Eiffage veut restructurer la dette de ses autoroutes pour faire remonter le cash

Le groupe pourrait créer des réserves distribuables chez APRR pour accélérer le remboursement de la dette de sa holding Eiffarie
Olivier Pinaud

Après avoir bouclé en fin d’année dernière, après plus de deux ans de lutte devant les tribunaux contre des actionnaires minoritaires, le retrait de la cote des Autoroutes Paris-Rhin-Rhône (APRR), Eiffage a engagé la phase suivante de la simplification de sa filiale de concessions autoroutières. L’idée vise à faire disparaître Eiffarie, la holding intermédiaire située entre Eiffage et APRR, aujourd’hui libérée de ses actionnaires minoritaires.
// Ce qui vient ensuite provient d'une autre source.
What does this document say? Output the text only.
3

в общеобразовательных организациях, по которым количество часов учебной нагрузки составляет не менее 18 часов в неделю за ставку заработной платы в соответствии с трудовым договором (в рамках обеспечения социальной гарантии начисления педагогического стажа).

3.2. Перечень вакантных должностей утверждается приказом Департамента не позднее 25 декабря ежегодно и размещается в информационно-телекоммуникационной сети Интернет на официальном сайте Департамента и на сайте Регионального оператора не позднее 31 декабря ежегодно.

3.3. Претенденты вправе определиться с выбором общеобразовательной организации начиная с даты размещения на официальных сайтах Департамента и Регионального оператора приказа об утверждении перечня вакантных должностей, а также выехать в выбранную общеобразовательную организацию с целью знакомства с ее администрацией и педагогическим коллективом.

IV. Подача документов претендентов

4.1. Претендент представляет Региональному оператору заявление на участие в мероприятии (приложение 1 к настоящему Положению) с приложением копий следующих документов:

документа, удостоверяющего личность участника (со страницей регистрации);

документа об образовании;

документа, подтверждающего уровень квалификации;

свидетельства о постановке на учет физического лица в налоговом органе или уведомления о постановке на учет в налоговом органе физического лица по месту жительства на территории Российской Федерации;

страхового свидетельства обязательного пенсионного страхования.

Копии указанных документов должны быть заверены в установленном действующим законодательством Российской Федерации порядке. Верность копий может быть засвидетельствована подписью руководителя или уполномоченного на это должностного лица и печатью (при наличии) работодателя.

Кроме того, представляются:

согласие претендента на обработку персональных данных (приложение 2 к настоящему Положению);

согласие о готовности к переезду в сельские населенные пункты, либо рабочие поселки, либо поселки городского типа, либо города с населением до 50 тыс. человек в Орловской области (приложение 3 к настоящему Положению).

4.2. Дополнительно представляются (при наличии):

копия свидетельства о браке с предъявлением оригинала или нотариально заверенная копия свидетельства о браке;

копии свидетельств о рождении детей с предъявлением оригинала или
Eiffarie est détenue à 50% plus une action par Eiffage, le solde étant entre les mains du fonds Macquarie.

La suppression d’un étage dans l’organigramme faciliterait la circulation du cash généré par APRR et donc le remboursement de la dette contractée par Eiffarie en 2006 lors du rachat d’APRR. Fin 2012, et après le refinancement opéré en févier de la même année, la dette financière nette d’Eiffarie s’élevait à 2,5 milliards d’euros. En ajoutant celle d’APRR, et les quasi-fonds propres de Macquarie, la dette nette de l’ensemble Eiffarie-APRR représentait 9,9 milliards.

Initialement, les deux partenaires envisageaient de fusionner Eiffarie et APRR. Avantage: Eiffarie, qui ne pouvait se présenter que sur le marché high yield pour refinancer sa dette bancaire, pourrait ainsi s’appuyer sur la notation d’APRR (BBB- chez S&P). Mais le processus de fusion risque d'être long à mettre en œuvre en raison de difficultés juridiques et comptables. Pour contourner cet obstacle, Eiffage envisage d’accroître la remontée de cash d’APRR grâce à la création comptable de réserves distribuables, a récemment indiqué la direction à des analystes financiers.
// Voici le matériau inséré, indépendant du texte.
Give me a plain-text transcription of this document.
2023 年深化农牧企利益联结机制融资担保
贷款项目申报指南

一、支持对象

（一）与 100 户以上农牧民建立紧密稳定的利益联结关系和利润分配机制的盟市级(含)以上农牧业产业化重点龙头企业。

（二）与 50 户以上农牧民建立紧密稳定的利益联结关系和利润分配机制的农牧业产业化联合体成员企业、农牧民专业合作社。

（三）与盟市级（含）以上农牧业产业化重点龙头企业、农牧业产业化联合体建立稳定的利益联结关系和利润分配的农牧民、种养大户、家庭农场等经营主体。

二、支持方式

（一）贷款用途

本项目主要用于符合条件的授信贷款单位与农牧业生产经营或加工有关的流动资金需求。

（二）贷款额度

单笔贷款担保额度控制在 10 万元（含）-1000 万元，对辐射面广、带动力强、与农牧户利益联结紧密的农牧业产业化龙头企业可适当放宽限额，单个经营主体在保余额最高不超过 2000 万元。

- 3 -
Cette opération permettrait à la structure de se trouver dans les meilleures conditions afin de refinancer le crédit structuré de 2,7 milliards d’euros souscrit par Eiffarie en février 2012 avec une marge d’ouverture de 300 points de base sur l’Euribor et avec des clauses d’augmentation de 50 pb supplémentaires en février 2015 et en février 2016. Ce crédit a augmenté de quasiment 100 millions d’euros le coût de l’endettement d’Eiffarie, à 613 millions en 2012. Au bout du compte, la baisse de son endettement permettrait à Eiffarie de faire remonter plus de cash à ses actionnaires de contrôle, Eiffage et Macquarie.